Vamos a ver, usted sabe que el 99 por ciento de este colectivo adora los westerns. Y que los críticos más conocidos tienen más de 50, o sea que resulta lógico suponer que forjaron su cinefilia con el cine de finales de 60 y los 70. La mayoría de críticos adora lo que más de lo que más en el mundo los westerns de los 70. ¿Cuál es el western de esa época más conocido e idolatrado?
Sí, muy bien. Ése en el que está usted pensando, perfecto. Entonces, ¿cómo osa usted hacer lo que hace? Vamos a ver, esto no lo cuentan en las escuelas de cine, pero señor Bruckheimer, si unos forajidos van a asaltar violentamente algo, y hay de por medio unas damas puritanas, lo que la orquesta no debe interpretar nunca es: "Shall We Gather at the River".
Nooooo. Nunca. Cualquier otro tema menos ése.
Porque verá usted, si suena eso, la memoria del cinéfilo piensa inmediatamente en ese otro título que usted y yo sabemos. Y las comparaciones son francamente odiosas, ya se lo digo yo.

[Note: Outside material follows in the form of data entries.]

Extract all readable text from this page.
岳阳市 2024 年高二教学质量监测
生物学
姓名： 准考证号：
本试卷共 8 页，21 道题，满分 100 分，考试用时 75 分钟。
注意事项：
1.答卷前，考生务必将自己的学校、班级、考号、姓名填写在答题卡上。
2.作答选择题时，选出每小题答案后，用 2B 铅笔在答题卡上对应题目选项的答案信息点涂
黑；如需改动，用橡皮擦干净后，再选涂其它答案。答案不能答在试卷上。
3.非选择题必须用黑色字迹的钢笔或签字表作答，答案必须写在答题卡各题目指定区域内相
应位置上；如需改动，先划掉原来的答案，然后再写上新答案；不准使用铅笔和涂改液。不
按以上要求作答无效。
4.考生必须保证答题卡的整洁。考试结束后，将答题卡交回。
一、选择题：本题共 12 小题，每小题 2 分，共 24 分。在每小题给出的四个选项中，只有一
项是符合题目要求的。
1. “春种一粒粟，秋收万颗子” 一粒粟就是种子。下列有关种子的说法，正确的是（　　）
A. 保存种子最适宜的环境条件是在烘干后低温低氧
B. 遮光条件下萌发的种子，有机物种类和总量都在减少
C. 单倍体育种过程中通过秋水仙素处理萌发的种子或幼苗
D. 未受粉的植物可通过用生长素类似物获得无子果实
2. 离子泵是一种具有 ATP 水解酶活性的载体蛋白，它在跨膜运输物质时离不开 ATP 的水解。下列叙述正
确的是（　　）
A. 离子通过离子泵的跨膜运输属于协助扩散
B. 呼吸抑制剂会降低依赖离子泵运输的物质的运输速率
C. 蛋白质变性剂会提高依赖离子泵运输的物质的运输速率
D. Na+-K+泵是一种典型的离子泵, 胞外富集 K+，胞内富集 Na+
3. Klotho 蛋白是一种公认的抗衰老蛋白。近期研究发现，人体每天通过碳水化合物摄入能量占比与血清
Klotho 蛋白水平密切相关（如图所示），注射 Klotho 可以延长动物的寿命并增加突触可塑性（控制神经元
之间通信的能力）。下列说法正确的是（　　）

Por cierto, señor Bruckheimer, no crea que usted es el único con el que estoy enojado. También se merece una pequeña bronca el 'creativo' individuo que tradujo originalmente los nombres de los protagonistas. O sea, entiendo que antaño no eran tan populares los Rangers, de Texas, como después del advenimiento de Chuck Norris y su Walker, Texas Ranger, pero podrían haber traducido "The Lone Ranger" por algo así como "El Guardián Solitario" o similar, ni idea, pero... ¿el llanero? "Llanero" según el diccionario de la RAE, es un habitante de las llanuras, pero es un término que se usa poco por estas latitudes. Por su parte, su compañero, Tonto, pasó a ser Toro, para evitar el significado despectivo que tiene en español. Sí, señor, muy imaginativo todo.